Researchers at the University of Chicago spent a year studying 38 first-year residents' fatigue after 30 hours on call. Internal medicine interns were assigned to a nap schedule for two weeks of each month. During the nap schedule, they could sign over their pagers to a night-float resident from midnight to 7 a.m. so they could finish their work and sleep. During the other two weeks, they worked a standard schedule and were not allowed to sign over their pagers.
Researchers found that interns on the nap schedule slept an average of 185 minutes -- 41 minutes longer than on the standard schedule.
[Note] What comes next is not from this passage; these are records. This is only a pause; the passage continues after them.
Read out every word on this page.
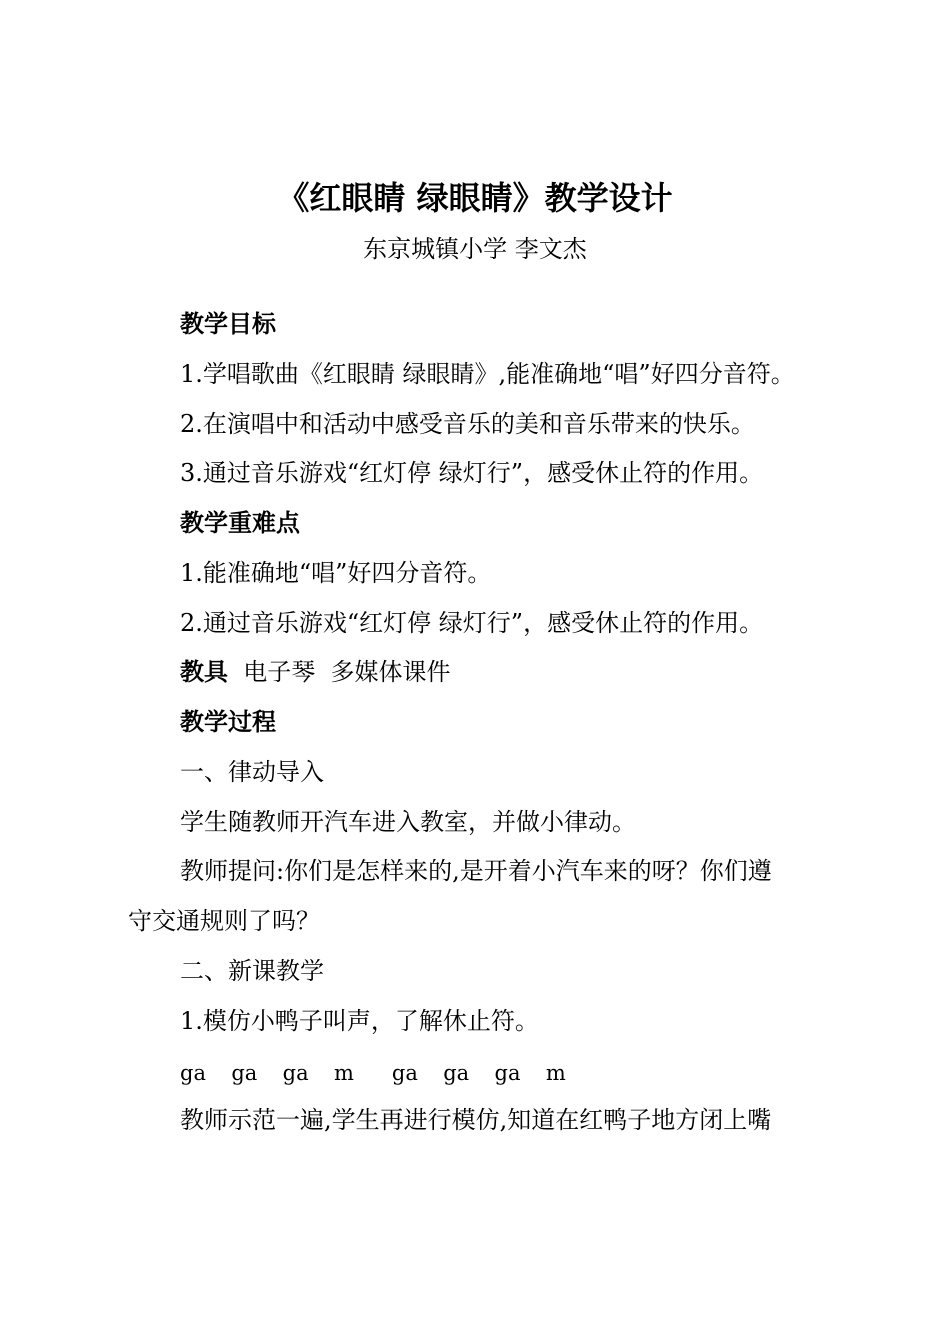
《红眼睛 绿眼睛》教学设计
东京城镇小学 李文杰
教学目标
1.学唱歌曲《红眼睛 绿眼睛》,能准确地“唱”好四分音符。
2.在演唱中和活动中感受音乐的美和音乐带来的快乐。
3.通过音乐游戏“红灯停 绿灯行”，感受休止符的作用。
教学重难点
1.能准确地“唱”好四分音符。
2.通过音乐游戏“红灯停 绿灯行”，感受休止符的作用。
教具  电子琴  多媒体课件
教学过程
一、律动导入
学生随教师开汽车进入教室，并做小律动。
教师提问:你们是怎样来的,是开着小汽车来的呀？你们遵
守交通规则了吗？
二、新课教学
1.模仿小鸭子叫声，了解休止符。
ga  ga  ga  m   ga  ga  ga  m
教师示范一遍,学生再进行模仿,知道在红鸭子地方闭上嘴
That resulted even though the majority of interns retained responsibility for the patients they had admitted that day, only forwarding pages for the 30 or more patients they were covering for other interns.
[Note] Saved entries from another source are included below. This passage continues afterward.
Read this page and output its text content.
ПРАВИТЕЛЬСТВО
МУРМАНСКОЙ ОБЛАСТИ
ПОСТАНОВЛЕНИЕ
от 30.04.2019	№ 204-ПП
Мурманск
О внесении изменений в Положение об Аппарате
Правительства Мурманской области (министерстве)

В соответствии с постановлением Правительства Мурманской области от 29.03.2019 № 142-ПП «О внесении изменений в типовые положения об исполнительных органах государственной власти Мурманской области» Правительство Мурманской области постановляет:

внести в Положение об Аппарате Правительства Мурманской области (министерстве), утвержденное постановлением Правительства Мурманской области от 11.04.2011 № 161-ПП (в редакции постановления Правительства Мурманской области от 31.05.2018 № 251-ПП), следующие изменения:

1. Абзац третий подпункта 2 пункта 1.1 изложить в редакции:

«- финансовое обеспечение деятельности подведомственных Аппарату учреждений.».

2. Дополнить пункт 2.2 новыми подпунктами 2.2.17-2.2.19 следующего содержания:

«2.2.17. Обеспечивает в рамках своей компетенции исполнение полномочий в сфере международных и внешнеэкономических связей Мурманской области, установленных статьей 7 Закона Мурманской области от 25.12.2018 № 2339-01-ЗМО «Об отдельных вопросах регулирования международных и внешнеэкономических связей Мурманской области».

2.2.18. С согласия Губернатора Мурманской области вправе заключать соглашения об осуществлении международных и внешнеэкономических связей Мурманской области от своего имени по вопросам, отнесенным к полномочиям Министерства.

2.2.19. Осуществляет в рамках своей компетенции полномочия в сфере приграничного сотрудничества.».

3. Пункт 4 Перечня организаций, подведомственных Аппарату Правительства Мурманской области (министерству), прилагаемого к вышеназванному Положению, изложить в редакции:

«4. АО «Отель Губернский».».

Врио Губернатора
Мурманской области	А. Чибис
The interns also reported less fatigue, according to the study published in the June 6 Annals of Internal Medicine.
Vineet Arora, MD, lead author of the study and an instructor of medicine at the University of Chicago, said that since the research project was finished, all interns on the general medicine service there are encouraged to sign over their pagers for night-float coverage after midnight.
Matt Glathar, MD, an intern at the University of Chicago just coming off overnight call, estimates he got three hours of sleep because of changes instituted.
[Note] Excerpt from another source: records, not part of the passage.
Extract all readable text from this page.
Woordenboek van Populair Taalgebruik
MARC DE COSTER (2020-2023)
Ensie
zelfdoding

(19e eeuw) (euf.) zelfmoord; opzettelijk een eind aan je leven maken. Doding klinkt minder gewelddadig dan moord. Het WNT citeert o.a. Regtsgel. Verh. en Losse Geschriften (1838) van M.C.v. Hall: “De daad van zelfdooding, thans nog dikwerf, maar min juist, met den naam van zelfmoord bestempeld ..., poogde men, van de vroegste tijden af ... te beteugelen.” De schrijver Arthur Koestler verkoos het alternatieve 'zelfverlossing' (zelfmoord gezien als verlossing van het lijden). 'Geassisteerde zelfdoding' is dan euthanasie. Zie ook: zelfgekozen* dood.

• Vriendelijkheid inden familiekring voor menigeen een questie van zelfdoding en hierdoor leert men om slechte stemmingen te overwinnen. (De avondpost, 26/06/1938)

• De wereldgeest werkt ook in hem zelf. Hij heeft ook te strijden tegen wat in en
"It makes a world of difference," said Dr. Glathar, who keeps the six or so patients he admits to the hospital on a given day, while signing over the rest. "You're considerably more functional and efficient in the morning."
Naps not only make the 30-hour call period more manageable for residents, Dr. Arora said, they also could make even longer shifts possible to help reduce the number of patient transfers, which are a common source for medical errors.
Holly Humphrey, MD, dean for medical education at the university's Pritzker School of Medicine and the University of Chicago Hospitals, and a co-author on the paper, said such studies should help the Accreditation Council for Graduate Medical Education refine resident duty-hour regulations. "I'm hoping the ACGME might be informed by this kind of work so that we may, as a profession, craft more appropriate policies to promote safety for patients and good health and safety for physicians," she said.
Some against longer hours
Bertrand M. Bell, MD, a professor at the Albert Einstein College of Medicine in New York and chair of the Bell Commission, which drove New York to become the first state to regulate resident work hours, cautioned against using naps as a way to extend residents' hours. "Napping implies you're already sleep-deprived ... that [you] are not working a rational work schedule," he said.
Todd Swick, MD, section chief over sleep medicine at the Methodist Neurological Institute in Houston, said the study confirmed that interns are sleep-deprived despite national limits on their hours and showed that when they do sleep at the hospital, they don't sleep well.
According to the study, interns on the standard schedule were inefficient sleepers, sleeping only 73% of the time they were in bed. That time improved to 80% when they signed their patients over to a night-float resident.
"You're on call, you're worried about being paged, so you're having fragmented sleep and your sleep efficiency drops," he said. "You can't have a doctor who is committed to patient care sleep in the hospital and not feel guilty about not taking care of patients. If you make them go home, they're forced to disconnect and get the restorative sleep that they need."
Instead of trying to use naps to lengthen residents' hours, Dr. Swick said, hospitals should encourage naps for residents' well-being.
"Let them have the opportunity to rest at some point in the morning, so the rest of their day can be salvaged," he said.
Gregory Belenky, MD, director of the Sleep and Performance Research Institute at Washington State University in Spokane, agreed that the study shouldn't be used to pursue longer hours for residents.
"What you can take away from this is a simple straightforward conclusion," Dr. Belenky said. "Protected sleep time is superior to unprotected sleep, even when residents don't sign over all of their patients. All programs should make arrangements to have some protected sleep time but don't go further to allow the relaxation of current ACGME requirements."